Il primo dicembre del 2009 entrò in vigore il Trattato di Lisbona, redatto al fine di prendere il posto della Costituzione Europea e firmato il 13 dicembre 2007. Ci vollero ben due anni prima che il testo divenisse ufficiale, assorbendo molti contenuti dalla Costituzione che era stata bocciata nel 2005 dalla risposta negativa ai Referendum francesi e olandesi. Il Trattato apportò numerose modifiche rispetto al precedente Trattato di Amsterdam, affermando con vigore il principio democratico e la tutela dei diritti fondamentali. Sicuramente costituì un passo fondamentale per un’Europa ancora più unita. Il primo dicembre, appunto, il Trattato di Lisbona compierà due anni, però, questa volta sarà l’Unione Europea a fare un regalo a tutti i cittadini amanti dell’arte. Per festeggiare questo importante “compleanno”, il Parlamento Europeo, la Commissione Europea e Dipartimento per le Politiche Europee, la Presidenza del Consiglio dei Ministri con il Ministero degli Affari Esteri, insieme alla Fondazione MAXXI aprono gratuitamente le sale del Museo Nazionale delle Arti del XXI secolo a tutti i visitatori che vorranno godere, giovedì primo dicembre, della visita del museo romano dedicato all’arte contemporanea. L’ingresso gratuito sarà valido dalle ore 11 alle ore 22, con l’ultima entrata prevista per le ore 21. Per l’occasione il MAXXI proporrà la mostra fotografica L’Italia in Europa – L’Europa in Italia. Storia dell’integrazione europea in 250 scatti, una mostra che presenta, in 250 fotografie, i ricordi più importanti della storia europea realizzando un racconto che va dalla Guerra Fredda sino ad oggi. Inoltre, per tutti i curiosi, all’interno del museo sarà predisposto un Eurocorner informativo per dare ulteriori informazioni inerenti all’Europa.

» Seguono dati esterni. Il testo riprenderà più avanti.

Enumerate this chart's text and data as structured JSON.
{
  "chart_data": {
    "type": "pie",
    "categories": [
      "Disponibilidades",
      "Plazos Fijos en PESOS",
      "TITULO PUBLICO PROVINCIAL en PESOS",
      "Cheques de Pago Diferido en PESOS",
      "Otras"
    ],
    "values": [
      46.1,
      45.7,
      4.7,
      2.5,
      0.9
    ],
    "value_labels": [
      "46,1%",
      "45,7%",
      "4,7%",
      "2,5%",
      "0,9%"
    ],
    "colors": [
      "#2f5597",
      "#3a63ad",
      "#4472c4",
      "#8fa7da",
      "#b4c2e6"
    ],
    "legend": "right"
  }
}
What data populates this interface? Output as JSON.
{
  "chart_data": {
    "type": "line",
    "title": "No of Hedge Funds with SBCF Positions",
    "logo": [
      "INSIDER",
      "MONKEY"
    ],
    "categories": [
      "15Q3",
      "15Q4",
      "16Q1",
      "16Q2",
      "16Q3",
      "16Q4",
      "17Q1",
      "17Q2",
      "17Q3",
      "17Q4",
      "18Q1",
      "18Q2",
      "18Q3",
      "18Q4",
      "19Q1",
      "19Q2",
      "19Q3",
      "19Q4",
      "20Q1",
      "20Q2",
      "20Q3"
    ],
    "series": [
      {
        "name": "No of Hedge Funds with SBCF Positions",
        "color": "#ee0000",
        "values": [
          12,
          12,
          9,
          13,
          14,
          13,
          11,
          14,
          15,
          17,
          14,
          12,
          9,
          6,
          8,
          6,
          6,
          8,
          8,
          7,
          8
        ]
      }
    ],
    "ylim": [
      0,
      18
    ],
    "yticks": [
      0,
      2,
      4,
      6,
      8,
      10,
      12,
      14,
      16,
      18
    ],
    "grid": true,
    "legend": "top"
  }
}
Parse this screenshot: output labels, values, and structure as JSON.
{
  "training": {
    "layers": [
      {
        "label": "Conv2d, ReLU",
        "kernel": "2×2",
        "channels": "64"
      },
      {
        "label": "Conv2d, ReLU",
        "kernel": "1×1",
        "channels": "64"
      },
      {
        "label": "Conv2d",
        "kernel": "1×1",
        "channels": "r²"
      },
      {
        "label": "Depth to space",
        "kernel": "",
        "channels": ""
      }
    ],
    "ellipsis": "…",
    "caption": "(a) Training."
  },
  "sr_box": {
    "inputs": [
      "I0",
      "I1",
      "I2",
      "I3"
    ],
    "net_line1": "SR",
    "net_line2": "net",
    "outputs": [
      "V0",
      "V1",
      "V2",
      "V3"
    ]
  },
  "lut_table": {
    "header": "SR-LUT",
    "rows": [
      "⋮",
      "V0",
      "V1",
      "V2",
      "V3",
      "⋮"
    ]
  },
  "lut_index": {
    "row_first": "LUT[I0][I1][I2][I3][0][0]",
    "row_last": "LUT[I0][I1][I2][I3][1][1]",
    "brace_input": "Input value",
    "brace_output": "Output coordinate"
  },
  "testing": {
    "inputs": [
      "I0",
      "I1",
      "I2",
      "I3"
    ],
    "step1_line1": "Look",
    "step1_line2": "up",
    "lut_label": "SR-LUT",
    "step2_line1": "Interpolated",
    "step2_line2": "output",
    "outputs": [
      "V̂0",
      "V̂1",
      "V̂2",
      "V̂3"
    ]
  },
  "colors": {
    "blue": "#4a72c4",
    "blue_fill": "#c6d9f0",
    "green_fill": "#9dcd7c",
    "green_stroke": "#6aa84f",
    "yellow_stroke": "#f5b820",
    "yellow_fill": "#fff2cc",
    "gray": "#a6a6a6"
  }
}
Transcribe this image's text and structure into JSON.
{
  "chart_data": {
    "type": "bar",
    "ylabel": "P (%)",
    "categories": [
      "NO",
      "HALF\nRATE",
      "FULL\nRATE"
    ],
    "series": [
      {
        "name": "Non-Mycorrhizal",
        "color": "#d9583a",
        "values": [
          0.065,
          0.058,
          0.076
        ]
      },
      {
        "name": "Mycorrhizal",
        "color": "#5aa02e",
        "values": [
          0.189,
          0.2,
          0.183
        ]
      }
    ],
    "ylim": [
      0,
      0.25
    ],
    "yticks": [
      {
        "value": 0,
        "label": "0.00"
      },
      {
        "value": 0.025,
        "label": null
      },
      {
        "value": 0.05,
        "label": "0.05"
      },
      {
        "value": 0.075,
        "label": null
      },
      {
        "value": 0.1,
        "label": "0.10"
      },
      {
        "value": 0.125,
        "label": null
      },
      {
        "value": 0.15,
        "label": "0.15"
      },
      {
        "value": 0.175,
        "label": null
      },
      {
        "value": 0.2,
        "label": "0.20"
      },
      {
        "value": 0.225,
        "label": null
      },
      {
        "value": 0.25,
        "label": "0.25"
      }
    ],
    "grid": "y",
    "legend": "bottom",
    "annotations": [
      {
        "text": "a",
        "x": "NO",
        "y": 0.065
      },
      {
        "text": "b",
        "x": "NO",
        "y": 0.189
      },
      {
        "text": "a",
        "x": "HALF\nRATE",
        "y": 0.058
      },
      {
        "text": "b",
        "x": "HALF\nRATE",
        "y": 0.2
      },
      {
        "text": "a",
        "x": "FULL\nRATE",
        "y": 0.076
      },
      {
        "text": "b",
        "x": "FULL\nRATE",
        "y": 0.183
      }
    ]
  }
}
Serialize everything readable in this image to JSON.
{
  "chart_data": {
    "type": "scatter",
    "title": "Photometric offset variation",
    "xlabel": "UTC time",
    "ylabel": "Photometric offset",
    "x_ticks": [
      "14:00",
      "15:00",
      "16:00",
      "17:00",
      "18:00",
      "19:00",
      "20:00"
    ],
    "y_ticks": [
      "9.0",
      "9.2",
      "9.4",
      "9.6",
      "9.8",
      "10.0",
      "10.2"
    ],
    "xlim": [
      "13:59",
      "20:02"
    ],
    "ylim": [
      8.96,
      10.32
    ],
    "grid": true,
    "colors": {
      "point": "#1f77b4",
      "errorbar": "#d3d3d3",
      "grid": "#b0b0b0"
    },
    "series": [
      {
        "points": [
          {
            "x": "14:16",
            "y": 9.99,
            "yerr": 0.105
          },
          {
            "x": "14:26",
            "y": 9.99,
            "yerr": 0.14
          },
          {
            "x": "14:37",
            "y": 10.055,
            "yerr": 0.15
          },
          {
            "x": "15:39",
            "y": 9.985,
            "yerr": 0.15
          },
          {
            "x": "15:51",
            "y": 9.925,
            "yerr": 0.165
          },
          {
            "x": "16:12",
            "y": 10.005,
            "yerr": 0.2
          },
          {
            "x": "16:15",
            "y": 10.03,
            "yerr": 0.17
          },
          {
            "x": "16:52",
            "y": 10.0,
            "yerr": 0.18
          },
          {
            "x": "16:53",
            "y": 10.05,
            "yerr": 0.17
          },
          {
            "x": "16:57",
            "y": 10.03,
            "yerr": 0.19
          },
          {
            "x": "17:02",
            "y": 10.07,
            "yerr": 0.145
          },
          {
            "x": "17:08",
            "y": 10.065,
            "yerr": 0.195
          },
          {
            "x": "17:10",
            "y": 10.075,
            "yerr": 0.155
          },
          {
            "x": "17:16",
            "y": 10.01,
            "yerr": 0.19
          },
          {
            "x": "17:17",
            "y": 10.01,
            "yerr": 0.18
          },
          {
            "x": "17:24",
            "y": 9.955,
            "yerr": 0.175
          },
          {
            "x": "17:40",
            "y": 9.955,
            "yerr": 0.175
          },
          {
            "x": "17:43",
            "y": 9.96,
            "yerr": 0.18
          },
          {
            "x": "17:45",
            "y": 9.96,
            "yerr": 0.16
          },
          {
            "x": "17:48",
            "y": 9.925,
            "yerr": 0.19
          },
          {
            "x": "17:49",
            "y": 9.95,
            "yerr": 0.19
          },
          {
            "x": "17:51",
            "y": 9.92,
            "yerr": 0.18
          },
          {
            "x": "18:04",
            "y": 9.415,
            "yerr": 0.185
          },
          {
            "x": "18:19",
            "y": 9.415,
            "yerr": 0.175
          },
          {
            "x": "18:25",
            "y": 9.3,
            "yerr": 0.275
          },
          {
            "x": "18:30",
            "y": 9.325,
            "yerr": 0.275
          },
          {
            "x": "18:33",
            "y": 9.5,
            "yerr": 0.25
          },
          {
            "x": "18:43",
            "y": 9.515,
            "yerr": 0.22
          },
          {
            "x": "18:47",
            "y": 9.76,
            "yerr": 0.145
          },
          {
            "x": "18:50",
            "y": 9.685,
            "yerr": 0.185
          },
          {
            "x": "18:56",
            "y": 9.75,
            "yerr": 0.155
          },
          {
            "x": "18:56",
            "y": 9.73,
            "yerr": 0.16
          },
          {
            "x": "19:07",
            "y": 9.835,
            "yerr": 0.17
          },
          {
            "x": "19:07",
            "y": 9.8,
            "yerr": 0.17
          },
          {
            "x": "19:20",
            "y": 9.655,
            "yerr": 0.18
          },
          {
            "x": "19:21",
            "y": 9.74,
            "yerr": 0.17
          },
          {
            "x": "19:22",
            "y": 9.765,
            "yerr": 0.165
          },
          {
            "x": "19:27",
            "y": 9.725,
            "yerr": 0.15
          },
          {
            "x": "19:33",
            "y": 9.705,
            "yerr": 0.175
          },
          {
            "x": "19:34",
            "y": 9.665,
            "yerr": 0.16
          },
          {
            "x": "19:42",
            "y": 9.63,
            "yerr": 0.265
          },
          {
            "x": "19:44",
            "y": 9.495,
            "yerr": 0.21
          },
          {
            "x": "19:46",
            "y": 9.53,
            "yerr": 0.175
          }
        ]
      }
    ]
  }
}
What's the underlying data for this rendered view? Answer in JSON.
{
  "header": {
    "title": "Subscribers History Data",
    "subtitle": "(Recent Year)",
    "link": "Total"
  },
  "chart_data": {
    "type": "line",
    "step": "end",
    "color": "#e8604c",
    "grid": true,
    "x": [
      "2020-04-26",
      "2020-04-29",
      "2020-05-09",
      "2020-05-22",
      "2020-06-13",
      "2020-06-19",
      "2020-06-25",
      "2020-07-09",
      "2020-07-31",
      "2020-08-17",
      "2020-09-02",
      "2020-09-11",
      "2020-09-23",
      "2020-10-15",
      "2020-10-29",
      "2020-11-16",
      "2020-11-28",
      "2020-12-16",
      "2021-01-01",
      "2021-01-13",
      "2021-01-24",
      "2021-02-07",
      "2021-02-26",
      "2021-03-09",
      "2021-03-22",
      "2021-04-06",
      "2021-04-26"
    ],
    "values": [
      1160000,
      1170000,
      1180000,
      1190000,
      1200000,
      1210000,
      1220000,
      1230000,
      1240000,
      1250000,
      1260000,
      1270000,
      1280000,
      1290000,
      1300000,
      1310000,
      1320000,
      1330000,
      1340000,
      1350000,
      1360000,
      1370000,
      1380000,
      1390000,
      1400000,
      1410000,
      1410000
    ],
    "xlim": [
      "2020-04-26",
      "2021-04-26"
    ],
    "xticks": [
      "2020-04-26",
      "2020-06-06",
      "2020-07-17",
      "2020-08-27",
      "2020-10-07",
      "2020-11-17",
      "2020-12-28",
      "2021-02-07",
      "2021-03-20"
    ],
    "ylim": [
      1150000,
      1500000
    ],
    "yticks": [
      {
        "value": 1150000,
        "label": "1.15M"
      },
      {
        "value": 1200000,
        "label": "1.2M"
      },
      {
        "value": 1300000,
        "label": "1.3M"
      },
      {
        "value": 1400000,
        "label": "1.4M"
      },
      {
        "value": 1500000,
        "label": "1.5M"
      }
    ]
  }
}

Tutti MAXXI per l’EUROPA, questo il titolo dell’iniziativa del primo dicembre 2011, nasce da un’occasione importante, di unità, di coesione e di intesa e, per tradurre questo importante momento, si è giustamente voluta dare la possibilità ai cittadini di visitare le mostre in programma al MAXXI, dove convivono forme artistiche tra le più disparate e diverse. È proprio dalla capacità delle arti di saper coesistere tra loro che si può partire per riflettere ancora una volta su concordia ed unione in Europa.